Une femme invisible : dans la famille Aragon, je demande la mère !

auteur : Nathalie Piégay
édition : du Rocher
sortie : août 2018
genre : biographie

Pourquoi diable avoir eu l’idée d’écrire un ouvrage sur la mère de Louis Aragon ? L’autrice elle-même s’est posé la question à un moment creux de ses recherches. Elle a bien fait de poursuivre sa quête. Les diverses biographies consacrées à Louis Aragon ont pour sujet principal… Louis Aragon, naturellement. On y évoque sa vie, son œuvre, les courants idéologiques et artistiques auxquels il adhère, ses positions politiques et ainsi de suite. Si sa mère est mentionnée, ce n’est que de façon plus anecdotique.

Dans ce livre, Nathalie Piégay nous propose de découvrir Marguerite Toucas-Massillon. Derrière ce nom qui rappelle davantage une marque de cassoulet en boîte, se cache une femme au parcours atypique. Le choix d’éclairer Louis Aragon sous un angle nouveau – à travers le prisme de sa mère – est très enrichissant et confère à cette biographie un caractère authentique. Grâce au journal et aux correspondances de Marguerite, Nathalie Piégay retrace la vie d’une femme et d’une mère. Une belle opportunité pour les amateurs de l’un des géants de la littérature française du XXe siècle d’en savoir un peu plus sur lui et surtout de découvrir plus amplement une femme au destin digne d’une héroïne de Zola.

Marguerite est issue d’une famille bourgeoise. Son père Fernand Toucas est sous-préfet à Forcalquier et grand amateur d’oeuvres d’art. Lorsque, endetté et ruiné, il abandonne femme et enfants pour s’enfuir à Constantinople (nous sommes à l’aube du XXe siècle), sa femme, Claire Massillon, doit faire face à de lourdes difficultés financières avec quatre enfants sur les bras. C’est là qu’entre en scène Louis Andrieux, un député et ancienne connaissance de Fernand, qui vient en aide à la famille. Il ne fera pas qu’apporter son soutien mais aussi du déshonneur. Marguerite a changé, ce n’est plus une fillette et cela, Andrieux l’a bien remarqué. Bref, Marguerite met au monde un fils né de ses amours avec cet homme marié, père de trois grands garçons et déjà plus âgé que son propre père.
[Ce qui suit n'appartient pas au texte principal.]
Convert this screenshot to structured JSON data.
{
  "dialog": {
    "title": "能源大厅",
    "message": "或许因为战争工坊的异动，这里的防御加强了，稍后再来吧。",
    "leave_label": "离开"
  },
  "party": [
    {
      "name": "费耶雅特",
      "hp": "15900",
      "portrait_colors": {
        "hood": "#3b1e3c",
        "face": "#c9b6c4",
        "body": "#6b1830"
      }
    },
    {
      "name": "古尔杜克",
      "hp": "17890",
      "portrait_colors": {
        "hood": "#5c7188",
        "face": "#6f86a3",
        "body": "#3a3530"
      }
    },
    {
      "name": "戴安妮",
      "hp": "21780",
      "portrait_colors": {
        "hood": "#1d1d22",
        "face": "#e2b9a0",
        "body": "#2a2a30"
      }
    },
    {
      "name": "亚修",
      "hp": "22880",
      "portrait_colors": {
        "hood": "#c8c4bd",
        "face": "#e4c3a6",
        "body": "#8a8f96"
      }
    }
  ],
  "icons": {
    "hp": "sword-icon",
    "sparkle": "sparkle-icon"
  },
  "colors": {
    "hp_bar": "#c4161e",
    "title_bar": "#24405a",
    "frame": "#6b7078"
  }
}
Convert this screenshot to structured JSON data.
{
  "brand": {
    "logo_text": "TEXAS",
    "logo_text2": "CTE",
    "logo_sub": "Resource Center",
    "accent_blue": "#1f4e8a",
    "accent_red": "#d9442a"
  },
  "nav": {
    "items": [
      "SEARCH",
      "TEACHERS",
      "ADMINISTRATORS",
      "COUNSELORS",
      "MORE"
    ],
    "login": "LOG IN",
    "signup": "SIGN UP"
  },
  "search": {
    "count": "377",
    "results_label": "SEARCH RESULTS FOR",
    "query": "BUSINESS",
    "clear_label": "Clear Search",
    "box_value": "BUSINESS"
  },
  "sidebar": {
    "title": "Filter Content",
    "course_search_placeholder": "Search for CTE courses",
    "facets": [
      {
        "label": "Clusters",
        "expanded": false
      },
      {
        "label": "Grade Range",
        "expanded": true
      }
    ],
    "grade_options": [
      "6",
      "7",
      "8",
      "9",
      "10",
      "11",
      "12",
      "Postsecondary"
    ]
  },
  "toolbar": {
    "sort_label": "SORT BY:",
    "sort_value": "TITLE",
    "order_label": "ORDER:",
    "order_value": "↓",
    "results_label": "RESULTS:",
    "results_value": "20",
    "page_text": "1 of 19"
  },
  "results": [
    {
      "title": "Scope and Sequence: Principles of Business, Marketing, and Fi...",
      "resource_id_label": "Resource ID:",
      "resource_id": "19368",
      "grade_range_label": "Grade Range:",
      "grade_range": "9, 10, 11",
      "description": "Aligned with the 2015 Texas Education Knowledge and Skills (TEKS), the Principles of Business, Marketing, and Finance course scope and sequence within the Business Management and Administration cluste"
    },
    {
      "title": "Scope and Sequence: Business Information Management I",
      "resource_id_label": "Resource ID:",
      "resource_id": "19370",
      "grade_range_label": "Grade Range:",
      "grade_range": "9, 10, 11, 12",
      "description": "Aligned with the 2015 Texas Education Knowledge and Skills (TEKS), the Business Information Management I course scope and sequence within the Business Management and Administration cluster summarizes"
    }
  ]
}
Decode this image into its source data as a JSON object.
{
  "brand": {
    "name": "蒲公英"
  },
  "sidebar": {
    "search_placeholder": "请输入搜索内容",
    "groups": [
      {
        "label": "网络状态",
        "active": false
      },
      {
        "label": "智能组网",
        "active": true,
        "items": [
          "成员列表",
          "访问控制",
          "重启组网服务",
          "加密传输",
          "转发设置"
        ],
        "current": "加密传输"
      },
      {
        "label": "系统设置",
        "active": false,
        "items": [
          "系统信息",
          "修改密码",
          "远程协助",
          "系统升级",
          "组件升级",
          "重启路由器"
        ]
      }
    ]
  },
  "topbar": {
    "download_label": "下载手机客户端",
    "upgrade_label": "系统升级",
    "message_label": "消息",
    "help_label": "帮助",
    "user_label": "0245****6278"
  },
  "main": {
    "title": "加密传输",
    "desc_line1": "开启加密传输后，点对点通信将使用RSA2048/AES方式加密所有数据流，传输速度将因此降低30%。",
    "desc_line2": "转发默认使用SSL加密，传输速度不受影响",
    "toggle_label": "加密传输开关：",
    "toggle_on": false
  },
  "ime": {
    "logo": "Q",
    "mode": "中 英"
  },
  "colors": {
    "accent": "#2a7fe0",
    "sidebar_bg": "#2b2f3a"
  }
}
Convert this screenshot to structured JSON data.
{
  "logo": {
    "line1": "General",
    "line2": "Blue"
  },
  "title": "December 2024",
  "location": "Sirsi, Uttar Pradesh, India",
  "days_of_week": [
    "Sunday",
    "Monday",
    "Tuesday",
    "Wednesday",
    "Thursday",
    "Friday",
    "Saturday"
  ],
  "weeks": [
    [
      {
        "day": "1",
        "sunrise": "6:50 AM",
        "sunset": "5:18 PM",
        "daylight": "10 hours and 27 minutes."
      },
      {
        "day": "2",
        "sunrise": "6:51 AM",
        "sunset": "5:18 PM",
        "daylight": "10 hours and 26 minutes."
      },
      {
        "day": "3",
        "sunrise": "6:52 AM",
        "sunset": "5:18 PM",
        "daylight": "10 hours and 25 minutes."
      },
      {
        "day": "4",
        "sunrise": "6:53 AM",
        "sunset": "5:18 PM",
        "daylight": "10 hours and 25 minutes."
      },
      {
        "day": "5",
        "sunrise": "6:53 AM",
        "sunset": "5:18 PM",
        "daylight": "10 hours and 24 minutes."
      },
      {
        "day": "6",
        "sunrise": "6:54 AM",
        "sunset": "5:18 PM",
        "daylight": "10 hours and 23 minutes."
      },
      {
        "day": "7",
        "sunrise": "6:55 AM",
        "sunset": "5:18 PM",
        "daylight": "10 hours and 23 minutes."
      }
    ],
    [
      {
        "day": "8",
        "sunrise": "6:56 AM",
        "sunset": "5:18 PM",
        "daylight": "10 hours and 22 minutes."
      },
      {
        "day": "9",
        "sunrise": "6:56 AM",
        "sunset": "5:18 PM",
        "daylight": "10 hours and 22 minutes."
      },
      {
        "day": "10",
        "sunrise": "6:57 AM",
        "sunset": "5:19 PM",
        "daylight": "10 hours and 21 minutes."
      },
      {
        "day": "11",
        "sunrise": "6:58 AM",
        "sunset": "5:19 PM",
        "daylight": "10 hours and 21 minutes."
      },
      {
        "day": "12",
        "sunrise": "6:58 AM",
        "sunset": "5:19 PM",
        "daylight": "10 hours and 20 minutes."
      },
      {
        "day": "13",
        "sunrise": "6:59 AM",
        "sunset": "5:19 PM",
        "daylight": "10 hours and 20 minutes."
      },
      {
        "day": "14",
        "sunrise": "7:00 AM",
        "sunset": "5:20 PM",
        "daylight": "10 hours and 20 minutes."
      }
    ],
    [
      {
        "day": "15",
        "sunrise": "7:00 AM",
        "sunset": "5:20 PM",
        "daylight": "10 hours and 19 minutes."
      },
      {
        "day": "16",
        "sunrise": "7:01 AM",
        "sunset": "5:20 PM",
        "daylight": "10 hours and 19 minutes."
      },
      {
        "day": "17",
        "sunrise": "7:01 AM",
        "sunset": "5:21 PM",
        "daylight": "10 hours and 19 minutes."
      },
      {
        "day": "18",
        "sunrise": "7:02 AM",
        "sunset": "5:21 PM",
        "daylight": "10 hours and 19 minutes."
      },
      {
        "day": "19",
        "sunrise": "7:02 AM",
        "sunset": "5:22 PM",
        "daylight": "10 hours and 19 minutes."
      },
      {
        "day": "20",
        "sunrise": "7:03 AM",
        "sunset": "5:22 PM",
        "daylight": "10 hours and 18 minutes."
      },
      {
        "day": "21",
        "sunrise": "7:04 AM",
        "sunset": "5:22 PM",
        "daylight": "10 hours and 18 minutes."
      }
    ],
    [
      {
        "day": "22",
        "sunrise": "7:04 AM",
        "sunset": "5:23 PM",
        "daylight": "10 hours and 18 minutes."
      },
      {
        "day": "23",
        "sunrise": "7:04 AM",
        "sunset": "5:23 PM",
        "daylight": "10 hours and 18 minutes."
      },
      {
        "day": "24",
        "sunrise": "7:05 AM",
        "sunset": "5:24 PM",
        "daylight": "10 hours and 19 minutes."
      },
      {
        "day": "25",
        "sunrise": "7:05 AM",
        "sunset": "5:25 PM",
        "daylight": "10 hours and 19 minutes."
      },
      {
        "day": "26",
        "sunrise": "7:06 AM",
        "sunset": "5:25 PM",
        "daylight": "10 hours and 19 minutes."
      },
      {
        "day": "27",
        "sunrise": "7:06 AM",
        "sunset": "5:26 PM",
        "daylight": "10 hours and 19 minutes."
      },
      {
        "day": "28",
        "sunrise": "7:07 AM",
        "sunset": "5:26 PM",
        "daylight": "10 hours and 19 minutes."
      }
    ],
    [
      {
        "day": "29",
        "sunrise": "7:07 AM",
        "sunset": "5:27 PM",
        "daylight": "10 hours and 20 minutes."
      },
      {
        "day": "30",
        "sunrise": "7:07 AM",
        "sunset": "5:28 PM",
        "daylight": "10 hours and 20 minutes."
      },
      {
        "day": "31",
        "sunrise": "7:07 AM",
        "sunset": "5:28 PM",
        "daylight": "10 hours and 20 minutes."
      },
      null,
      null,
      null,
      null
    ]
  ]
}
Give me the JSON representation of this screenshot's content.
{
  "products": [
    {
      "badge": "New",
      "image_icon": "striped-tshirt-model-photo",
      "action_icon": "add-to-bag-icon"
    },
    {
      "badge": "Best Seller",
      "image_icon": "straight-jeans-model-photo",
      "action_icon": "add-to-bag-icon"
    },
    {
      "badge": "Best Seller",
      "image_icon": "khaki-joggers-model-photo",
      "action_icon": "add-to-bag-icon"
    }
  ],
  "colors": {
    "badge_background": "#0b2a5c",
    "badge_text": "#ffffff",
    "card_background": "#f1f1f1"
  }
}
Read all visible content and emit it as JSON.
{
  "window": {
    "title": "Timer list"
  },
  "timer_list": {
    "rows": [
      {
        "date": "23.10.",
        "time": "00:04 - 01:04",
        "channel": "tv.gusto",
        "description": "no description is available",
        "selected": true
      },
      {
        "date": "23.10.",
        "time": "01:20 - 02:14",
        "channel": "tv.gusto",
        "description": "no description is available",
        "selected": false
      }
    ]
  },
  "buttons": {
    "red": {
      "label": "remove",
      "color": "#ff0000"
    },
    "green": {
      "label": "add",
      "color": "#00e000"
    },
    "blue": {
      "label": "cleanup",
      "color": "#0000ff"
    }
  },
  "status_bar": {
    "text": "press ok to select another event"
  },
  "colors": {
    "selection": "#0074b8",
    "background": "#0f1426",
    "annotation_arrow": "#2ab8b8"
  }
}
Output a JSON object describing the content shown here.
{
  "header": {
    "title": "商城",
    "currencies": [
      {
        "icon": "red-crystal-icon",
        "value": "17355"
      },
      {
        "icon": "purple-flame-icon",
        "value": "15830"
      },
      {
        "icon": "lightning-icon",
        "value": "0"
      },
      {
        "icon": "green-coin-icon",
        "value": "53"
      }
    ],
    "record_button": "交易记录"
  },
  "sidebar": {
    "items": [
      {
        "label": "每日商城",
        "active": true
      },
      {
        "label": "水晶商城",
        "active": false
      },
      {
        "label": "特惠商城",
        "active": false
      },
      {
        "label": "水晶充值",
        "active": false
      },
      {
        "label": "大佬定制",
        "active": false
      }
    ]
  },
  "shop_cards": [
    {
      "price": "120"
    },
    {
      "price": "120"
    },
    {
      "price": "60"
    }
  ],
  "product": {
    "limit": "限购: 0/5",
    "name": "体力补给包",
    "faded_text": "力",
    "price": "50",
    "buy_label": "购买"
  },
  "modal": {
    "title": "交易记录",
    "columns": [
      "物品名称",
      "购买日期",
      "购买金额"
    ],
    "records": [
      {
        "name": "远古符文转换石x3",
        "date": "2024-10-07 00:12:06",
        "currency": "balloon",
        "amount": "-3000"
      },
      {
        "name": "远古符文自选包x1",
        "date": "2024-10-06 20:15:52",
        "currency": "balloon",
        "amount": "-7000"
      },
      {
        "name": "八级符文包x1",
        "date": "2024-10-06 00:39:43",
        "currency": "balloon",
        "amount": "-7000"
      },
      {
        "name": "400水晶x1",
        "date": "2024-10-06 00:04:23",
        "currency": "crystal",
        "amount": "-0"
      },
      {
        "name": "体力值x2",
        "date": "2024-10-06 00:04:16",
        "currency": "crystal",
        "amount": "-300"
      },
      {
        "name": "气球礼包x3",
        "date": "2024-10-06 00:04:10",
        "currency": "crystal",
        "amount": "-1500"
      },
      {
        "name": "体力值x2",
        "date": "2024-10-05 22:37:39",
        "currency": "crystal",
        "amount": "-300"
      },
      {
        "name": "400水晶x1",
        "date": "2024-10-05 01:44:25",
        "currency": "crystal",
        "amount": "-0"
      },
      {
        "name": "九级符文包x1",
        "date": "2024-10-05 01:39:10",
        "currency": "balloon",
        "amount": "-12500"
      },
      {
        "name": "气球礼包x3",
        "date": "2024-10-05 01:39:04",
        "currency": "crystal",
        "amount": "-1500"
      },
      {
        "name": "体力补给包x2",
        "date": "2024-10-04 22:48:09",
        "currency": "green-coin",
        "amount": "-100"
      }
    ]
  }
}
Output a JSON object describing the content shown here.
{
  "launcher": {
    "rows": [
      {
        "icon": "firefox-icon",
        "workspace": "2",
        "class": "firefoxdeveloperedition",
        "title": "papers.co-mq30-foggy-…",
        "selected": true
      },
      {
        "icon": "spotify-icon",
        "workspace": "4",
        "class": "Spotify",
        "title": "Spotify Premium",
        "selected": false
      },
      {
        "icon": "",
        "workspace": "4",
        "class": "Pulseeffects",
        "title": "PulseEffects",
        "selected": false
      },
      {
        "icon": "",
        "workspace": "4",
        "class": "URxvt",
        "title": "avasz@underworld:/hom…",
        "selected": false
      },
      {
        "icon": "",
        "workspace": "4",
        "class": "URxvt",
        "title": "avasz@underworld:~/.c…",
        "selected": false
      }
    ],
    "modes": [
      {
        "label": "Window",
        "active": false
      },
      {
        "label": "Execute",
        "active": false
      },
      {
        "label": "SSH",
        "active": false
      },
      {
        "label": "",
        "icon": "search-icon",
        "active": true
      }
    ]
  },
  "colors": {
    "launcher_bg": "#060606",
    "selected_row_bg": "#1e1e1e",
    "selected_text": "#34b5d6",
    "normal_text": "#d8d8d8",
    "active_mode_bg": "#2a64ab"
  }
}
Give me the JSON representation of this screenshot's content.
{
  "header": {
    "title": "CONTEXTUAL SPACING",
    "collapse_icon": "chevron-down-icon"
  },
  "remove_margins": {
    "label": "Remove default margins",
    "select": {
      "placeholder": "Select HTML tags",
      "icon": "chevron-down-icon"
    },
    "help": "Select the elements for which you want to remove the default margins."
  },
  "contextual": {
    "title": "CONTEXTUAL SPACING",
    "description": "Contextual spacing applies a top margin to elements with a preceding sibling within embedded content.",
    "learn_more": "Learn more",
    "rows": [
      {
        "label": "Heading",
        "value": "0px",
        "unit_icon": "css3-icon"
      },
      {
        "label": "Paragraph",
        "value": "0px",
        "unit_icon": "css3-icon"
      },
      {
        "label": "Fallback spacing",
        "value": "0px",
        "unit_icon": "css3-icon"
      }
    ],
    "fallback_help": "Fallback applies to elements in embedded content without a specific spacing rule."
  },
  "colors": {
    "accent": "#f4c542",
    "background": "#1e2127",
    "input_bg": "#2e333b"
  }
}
Mais il faut coûte que coûte sauver les apparences : l’acte de naissance du bébé sera trafiqué et le soi-disant fils des défunts (et fictifs!) Blanche Moulin et Jean Aragon sera adopté par Claire, la mère de Marguerite. Sitôt pondu, Louis Aragon devient donc le petit frère…de sa mère. Bien malsain tout ça. Pauvre Marguerite : privée de maternité, privée d’amour de sa mère qu’elle dégoûte désormais, mais aussi privée de l’amour d’Andrieux, ce vieux bonhomme pour qui elle se damnerait. Lui n’accepte de la dévergonder qu’en cachette à une époque où une jeune dame convenable ne pouvait s’agenouiller devant un monsieur plus âgé que dans l’unique but de l’aider à refaire ses lacets.

De l’humiliation, il y en aura et pour tout le monde. Pour Marguerite, amante secrète qui devra travailler toute sa vie pour aider sa mère, pourtant très ingrate et acariâtre. Mais aussi pour Louis Aragon que son père biologique a refusé de reconnaître et qui devra se contenter de l’appeler « parrain » lorsque ce dernier lui offre gracieusement le vieux matériel scolaire de ses enfants légitimes.

Cependant, ce que l’autrice met en lumière, ce n’est pas la misère psychologique d’une femme mais une  personnalité empreinte de courage et de générosité. Une femme aux desseins existentiels plus modestes que son fils, son Loulou comme elle l’appelait, mais qui n’a jamais baissé les bras et qui a continué à garder la tête haute en toutes circonstances.

Seul tout petit bémol : ce bel ouvrage sera parfait pour les amateurs d’Aragon qui y verront un complément à leurs connaissances. Par contre, il s’avèrera légèrement ardu pour les personnes n’ayant qu’une culture « aragonesque » sommaire. Au final, que vous connaissiez Loulou ou non, Une femme invisible est un livre qui vous donnera envie de lire ou de relire les œuvres de ce grand monsieur.